The SARS-CoV-2 virus has infected more than 261 million people and has led to more than 5 million deaths in the past year and a half1 ( https://www.who.org/ ). Individuals with
SARS-CoV-2 infection typically develop mild-to-severe flu-like symptoms, whereas
infection of a subset of individuals leads to severe-to-fatal clinical outcomes2. Although
vaccines have been rapidly developed to combat SARS-CoV-2, there has been a dearth of
antiviral therapeutics. There is an urgent need for
therapeutics, which has been amplified by the emerging threats of variants that may evade
vaccines. Large-scale efforts are underway to identify
antiviral drugs.
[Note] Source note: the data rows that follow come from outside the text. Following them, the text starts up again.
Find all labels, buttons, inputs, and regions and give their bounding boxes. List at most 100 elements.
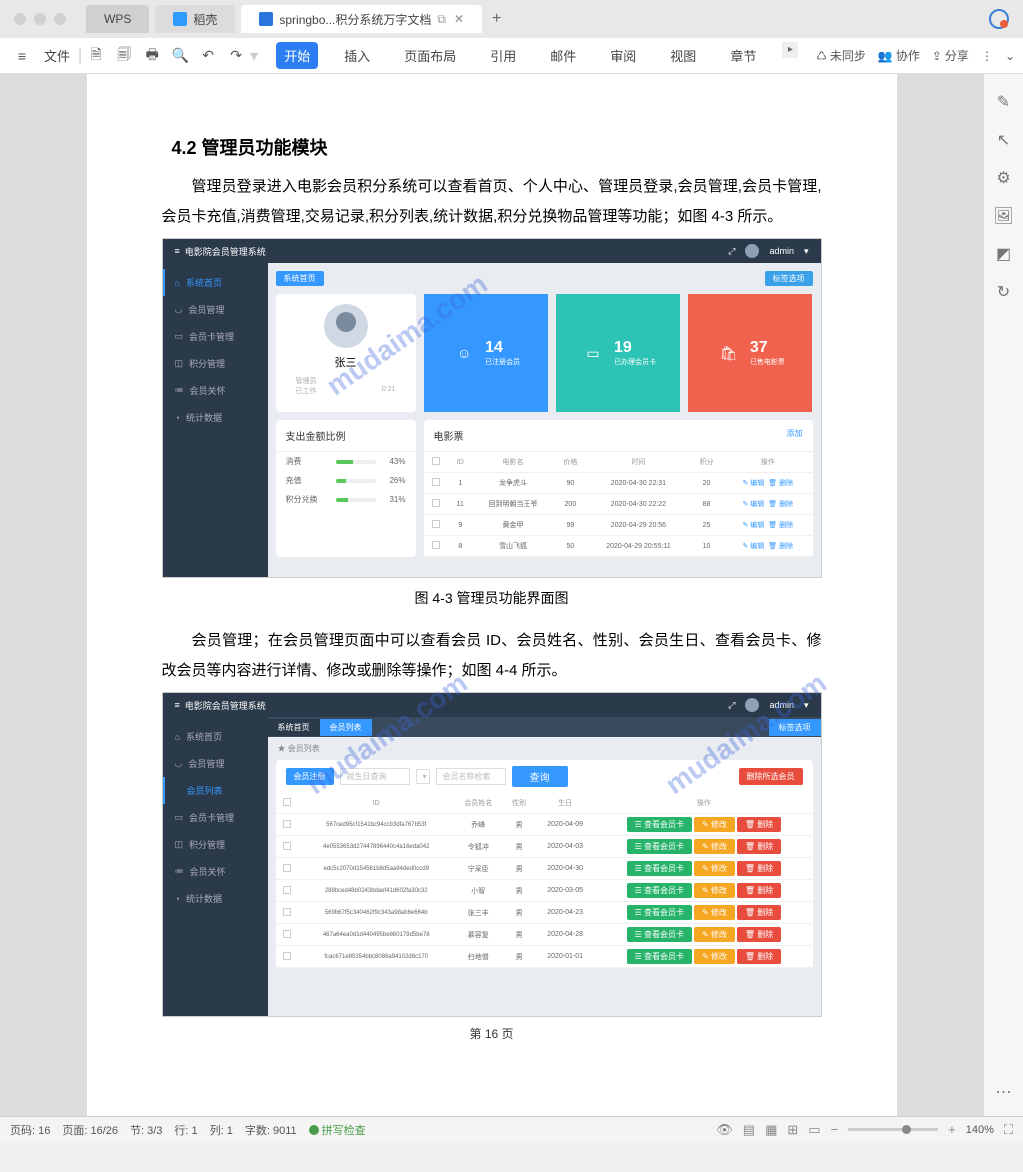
word-icon <box>259 12 273 26</box>
menu-more-icon[interactable]: ⋮ <box>981 49 993 63</box>
save-icon[interactable]: 🗎 <box>82 44 110 68</box>
status-section[interactable]: 节: 3/3 <box>130 1122 162 1138</box>
fig1-title: 电影院会员管理系统 <box>185 245 266 258</box>
pencil-icon[interactable]: ✎ <box>997 92 1010 112</box>
ribbon-layout[interactable]: 页面布局 <box>396 42 464 69</box>
history-icon[interactable]: ↻ <box>997 282 1010 302</box>
status-chars[interactable]: 字数: 9011 <box>245 1122 297 1138</box>
sync-status[interactable]: ♺ 未同步 <box>816 47 866 64</box>
ribbon-insert[interactable]: 插入 <box>336 42 378 69</box>
zoom-level[interactable]: 140% <box>966 1124 994 1136</box>
collapse-ribbon-icon[interactable]: ⌄ <box>1005 49 1015 63</box>
tab-window-icon[interactable]: ⧉ <box>437 12 446 27</box>
tab-close-icon[interactable]: ✕ <box>454 12 464 26</box>
ribbon-start[interactable]: 开始 <box>276 42 318 69</box>
table-row: 569b67f5c340462f9c343a98ab6e664b张三丰男2020… <box>276 902 813 924</box>
app-logo-icon <box>989 9 1009 29</box>
table-row: 11回到明朝当王爷2002020-04-30 22:2288✎ 编辑🗑 删除 <box>424 494 813 515</box>
tab-document-active[interactable]: springbo...积分系统万字文档 ⧉ ✕ <box>241 5 482 33</box>
print-icon[interactable]: 🖶 <box>138 44 166 68</box>
main-area: 4.2 管理员功能模块 管理员登录进入电影会员积分系统可以查看首页、个人中心、管… <box>0 74 1023 1116</box>
preview-icon[interactable]: 🔍 <box>166 47 194 64</box>
fig2-table: ID会员姓名性别生日操作 567ced95cf1541bc94ccb3dfa76… <box>276 793 813 968</box>
paragraph-2: 会员管理；在会员管理页面中可以查看会员 ID、会员姓名、性别、会员生日、查看会员… <box>162 626 822 686</box>
menu-file[interactable]: 文件 <box>36 46 78 65</box>
fig2-header: ≡ 电影院会员管理系统 ⤢ admin ▾ <box>163 693 821 717</box>
status-pagecount[interactable]: 页面: 16/26 <box>62 1122 118 1138</box>
eye-icon[interactable]: 👁 <box>716 1122 733 1138</box>
daoqiao-icon <box>173 12 187 26</box>
fig1-menu-icon: ≡ <box>175 246 180 256</box>
ribbon-chapter[interactable]: 章节 <box>722 42 764 69</box>
hamburger-icon[interactable]: ≡ <box>8 48 36 64</box>
status-spellcheck[interactable]: 拼写检查 <box>309 1122 366 1138</box>
fig1-sidebar: ⌂系统首页 ◡会员管理 ▭会员卡管理 ◫积分管理 ≔会员关怀 ◔统计数据 <box>163 263 268 577</box>
fig1-profile-avatar <box>324 304 368 348</box>
ribbon-ref[interactable]: 引用 <box>482 42 524 69</box>
view-page-icon[interactable]: ▤ <box>743 1122 755 1138</box>
undo-icon[interactable]: ↶ <box>194 47 222 64</box>
settings-icon[interactable]: ⚙ <box>996 168 1010 188</box>
fig1-stat-members: ☺14已注册会员 <box>424 294 548 412</box>
status-row: 行: 1 <box>174 1122 197 1138</box>
fig2-tab-opt: 标签选项 <box>769 719 821 736</box>
view-read-icon[interactable]: ▭ <box>808 1122 820 1138</box>
fig1-movie-panel: 电影票添加 ID电影名价格时间积分操作 1龙争虎斗902020-04-30 22… <box>424 420 813 557</box>
figure-4-4: ≡ 电影院会员管理系统 ⤢ admin ▾ ⌂系统首页 ◡会员管理 会员列表 ▭ <box>162 692 822 1017</box>
fig2-title: 电影院会员管理系统 <box>185 699 266 712</box>
zoom-out-icon[interactable]: − <box>831 1122 839 1137</box>
ribbon-tabs: 开始 插入 页面布局 引用 邮件 审阅 视图 章节 ▸ <box>276 42 798 69</box>
fullscreen-icon[interactable]: ⛶ <box>1004 1122 1013 1138</box>
cursor-icon[interactable]: ↖ <box>997 130 1010 150</box>
status-page[interactable]: 页码: 16 <box>10 1122 50 1138</box>
ribbon-mail[interactable]: 邮件 <box>542 42 584 69</box>
menu-right: ♺ 未同步 👥 协作 ⇪ 分享 ⋮ ⌄ <box>816 47 1015 64</box>
fig2-breadcrumb: ★ 会员列表 <box>268 737 821 760</box>
fig2-user: admin <box>769 700 794 710</box>
fig2-input-date: 就生日查询 <box>340 768 410 785</box>
view-outline-icon[interactable]: ▦ <box>765 1122 777 1138</box>
shape-icon[interactable]: ◩ <box>996 244 1011 264</box>
ribbon-review[interactable]: 审阅 <box>602 42 644 69</box>
table-row: edc5c2070d154561b8d5aa94ded0ccd9宁采臣男2020… <box>276 858 813 880</box>
table-row: 8雪山飞狐502020-04-29 20:55:1110✎ 编辑🗑 删除 <box>424 536 813 557</box>
user-icon: ☺ <box>451 340 477 366</box>
tab-wps[interactable]: WPS <box>86 5 149 33</box>
statusbar: 页码: 16 页面: 16/26 节: 3/3 行: 1 列: 1 字数: 90… <box>0 1116 1023 1142</box>
fig1-nav-stats: ◔统计数据 <box>163 404 268 431</box>
fig1-nav-care: ≔会员关怀 <box>163 377 268 404</box>
image-icon[interactable]: 🖼 <box>993 206 1013 226</box>
close-dot[interactable] <box>14 13 26 25</box>
fig1-tab-home: 系统首页 <box>276 271 324 286</box>
min-dot[interactable] <box>34 13 46 25</box>
fig1-user: admin <box>769 246 794 256</box>
ribbon-more-icon[interactable]: ▸ <box>782 42 798 58</box>
max-dot[interactable] <box>54 13 66 25</box>
zoom-in-icon[interactable]: + <box>948 1122 956 1137</box>
page-number: 第 16 页 <box>162 1025 822 1042</box>
tab-add-icon[interactable]: + <box>492 10 501 28</box>
table-row: 567ced95cf1541bc94ccb3dfa767b53f乔峰男2020-… <box>276 814 813 836</box>
fig1-ratio-panel: 支出金额比例 消费43%充值26%积分兑换31% <box>276 420 416 557</box>
tab-daoqiao[interactable]: 稻壳 <box>155 5 235 33</box>
ribbon-view[interactable]: 视图 <box>662 42 704 69</box>
bag-icon: 🛍 <box>716 340 742 366</box>
fig1-profile-name: 张三 <box>286 354 406 370</box>
view-web-icon[interactable]: ⊞ <box>787 1122 798 1138</box>
ratio-bar: 积分兑换31% <box>276 490 416 509</box>
zoom-slider[interactable] <box>848 1128 938 1131</box>
fig1-nav-member: ◡会员管理 <box>163 296 268 323</box>
fig2-input-name: 会员名称检索 <box>436 768 506 785</box>
more-icon[interactable]: ⋯ <box>996 1082 1012 1102</box>
document-viewport[interactable]: 4.2 管理员功能模块 管理员登录进入电影会员积分系统可以查看首页、个人中心、管… <box>0 74 983 1116</box>
side-panel: ✎ ↖ ⚙ 🖼 ◩ ↻ ⋯ <box>983 74 1023 1116</box>
fig2-nav-list: 会员列表 <box>163 777 268 804</box>
share-button[interactable]: ⇪ 分享 <box>932 47 969 64</box>
collab-button[interactable]: 👥 协作 <box>878 47 920 64</box>
fig2-btn-delete-selected: 删除所选会员 <box>739 768 803 785</box>
saveas-icon[interactable]: 🗐 <box>110 44 138 68</box>
fig2-nav-card: ▭会员卡管理 <box>163 804 268 831</box>
redo-icon[interactable]: ↷ <box>222 47 250 64</box>
fig2-avatar-icon <box>745 698 759 712</box>
caption-4-3: 图 4-3 管理员功能界面图 <box>162 588 822 608</box>
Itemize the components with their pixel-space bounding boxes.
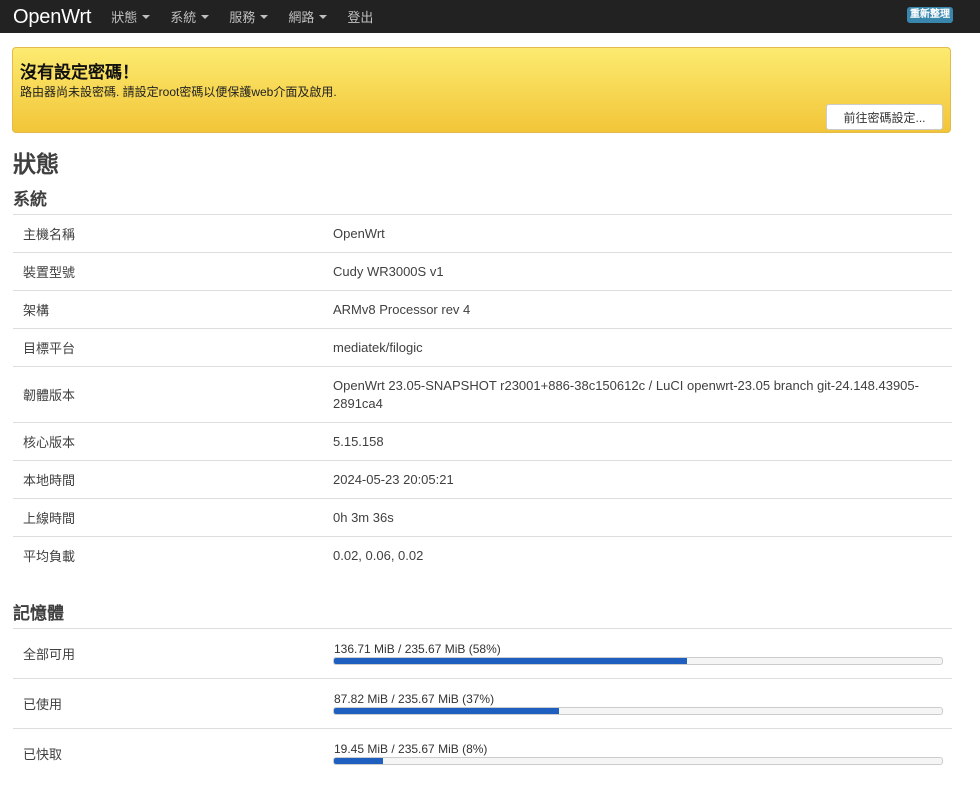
memory-progress: 19.45 MiB / 235.67 MiB (8%) [333, 741, 952, 765]
row-value: Cudy WR3000S v1 [333, 263, 444, 279]
progress-bar-fill [334, 757, 383, 764]
progress-bar [333, 756, 943, 765]
row-value: ARMv8 Processor rev 4 [333, 301, 471, 317]
progress-bar [333, 656, 943, 665]
row-label: 主機名稱 [23, 227, 76, 242]
alert-text: 路由器尚未設密碼. 請設定root密碼以便保護web介面及啟用. [20, 85, 337, 99]
row-label: 核心版本 [23, 435, 76, 450]
row-value: 2024-05-23 20:05:21 [333, 471, 454, 487]
chevron-down-icon [260, 15, 269, 19]
menu-status[interactable]: 狀態 [111, 7, 151, 26]
menu-status-label: 狀態 [111, 10, 138, 25]
menu-network[interactable]: 網路 [288, 7, 328, 26]
progress-bar-fill [334, 707, 559, 714]
brand-logo[interactable]: OpenWrt [13, 5, 91, 29]
table-row: 全部可用 136.71 MiB / 235.67 MiB (58%) [13, 628, 952, 678]
table-row: 核心版本 5.15.158 [13, 422, 952, 460]
row-label: 已使用 [23, 697, 63, 712]
no-password-alert: 沒有設定密碼！ 路由器尚未設密碼. 請設定root密碼以便保護web介面及啟用.… [12, 47, 951, 133]
memory-section-title: 記憶體 [13, 604, 64, 623]
top-navbar: OpenWrt 狀態 系統 服務 網路 登出 重新整理 [0, 0, 980, 33]
row-label: 目標平台 [23, 341, 76, 356]
menu-network-label: 網路 [288, 10, 315, 25]
progress-bar-fill [334, 657, 687, 664]
row-label: 本地時間 [23, 473, 76, 488]
table-row: 上線時間 0h 3m 36s [13, 498, 952, 536]
row-value: 0.02, 0.06, 0.02 [333, 547, 424, 563]
table-row: 平均負載 0.02, 0.06, 0.02 [13, 536, 952, 574]
table-row: 主機名稱 OpenWrt [13, 214, 952, 252]
system-table: 主機名稱 OpenWrt 裝置型號 Cudy WR3000S v1 架構 ARM… [13, 214, 952, 574]
row-value: 5.15.158 [333, 433, 384, 449]
menu-logout-label: 登出 [347, 10, 374, 25]
menu-services-label: 服務 [229, 10, 256, 25]
row-label: 已快取 [23, 747, 63, 762]
memory-progress-text: 19.45 MiB / 235.67 MiB (8%) [334, 741, 488, 756]
menu-system-label: 系統 [170, 10, 197, 25]
menu-logout[interactable]: 登出 [347, 7, 373, 26]
chevron-down-icon [201, 15, 210, 19]
row-label: 裝置型號 [23, 265, 76, 280]
memory-progress: 136.71 MiB / 235.67 MiB (58%) [333, 641, 952, 665]
system-section-title: 系統 [13, 190, 47, 209]
table-row: 已快取 19.45 MiB / 235.67 MiB (8%) [13, 728, 952, 778]
menu-services[interactable]: 服務 [229, 7, 269, 26]
memory-progress: 87.82 MiB / 235.67 MiB (37%) [333, 691, 952, 715]
chevron-down-icon [142, 15, 151, 19]
refresh-button[interactable]: 重新整理 [907, 7, 953, 23]
memory-table: 全部可用 136.71 MiB / 235.67 MiB (58%) 已使用 8… [13, 628, 952, 778]
menu-system[interactable]: 系統 [170, 7, 210, 26]
page-title: 狀態 [13, 151, 59, 177]
row-value: mediatek/filogic [333, 339, 423, 355]
table-row: 架構 ARMv8 Processor rev 4 [13, 290, 952, 328]
memory-progress-text: 136.71 MiB / 235.67 MiB (58%) [334, 641, 501, 656]
table-row: 本地時間 2024-05-23 20:05:21 [13, 460, 952, 498]
row-label: 韌體版本 [23, 388, 76, 403]
table-row: 已使用 87.82 MiB / 235.67 MiB (37%) [13, 678, 952, 728]
row-label: 架構 [23, 303, 50, 318]
table-row: 裝置型號 Cudy WR3000S v1 [13, 252, 952, 290]
row-label: 上線時間 [23, 511, 76, 526]
go-to-password-button[interactable]: 前往密碼設定... [826, 104, 943, 130]
row-value: OpenWrt 23.05-SNAPSHOT r23001+886-38c150… [333, 377, 919, 411]
chevron-down-icon [319, 15, 328, 19]
row-value: OpenWrt [333, 225, 385, 241]
table-row: 韌體版本 OpenWrt 23.05-SNAPSHOT r23001+886-3… [13, 366, 952, 422]
row-value: 0h 3m 36s [333, 509, 394, 525]
row-label: 全部可用 [23, 647, 76, 662]
memory-progress-text: 87.82 MiB / 235.67 MiB (37%) [334, 691, 495, 706]
row-label: 平均負載 [23, 549, 76, 564]
progress-bar [333, 706, 943, 715]
table-row: 目標平台 mediatek/filogic [13, 328, 952, 366]
alert-title: 沒有設定密碼！ [20, 63, 139, 82]
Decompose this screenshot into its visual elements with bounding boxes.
Here we screened approximately 18,000 drugs for
antiviral activity using live
virus infection in human respiratory cells and validated 122 drugs with
antiviral activity and selectivity against SARS-CoV-2. Among these candidates are 16
nucleoside analogues, the largest category of clinically used
antivirals. This included the
antivirals remdesivir and
molnupiravir, which have been approved for use in
COVID-19. RNA viruses rely on a high supply of
nucleoside triphosphates from the host to efficiently replicate, and we identified a panel of host
nucleoside biosynthesis inhibitors as
antiviral. Moreover, we found that combining
pyrimidine biosynthesis inhibitors with
antiviral nucleoside analogues synergistically inhibits
SARS-CoV-2 infection in vitro and in vivo against emerging strains of SARS-CoV-2, suggesting a clinical path forward.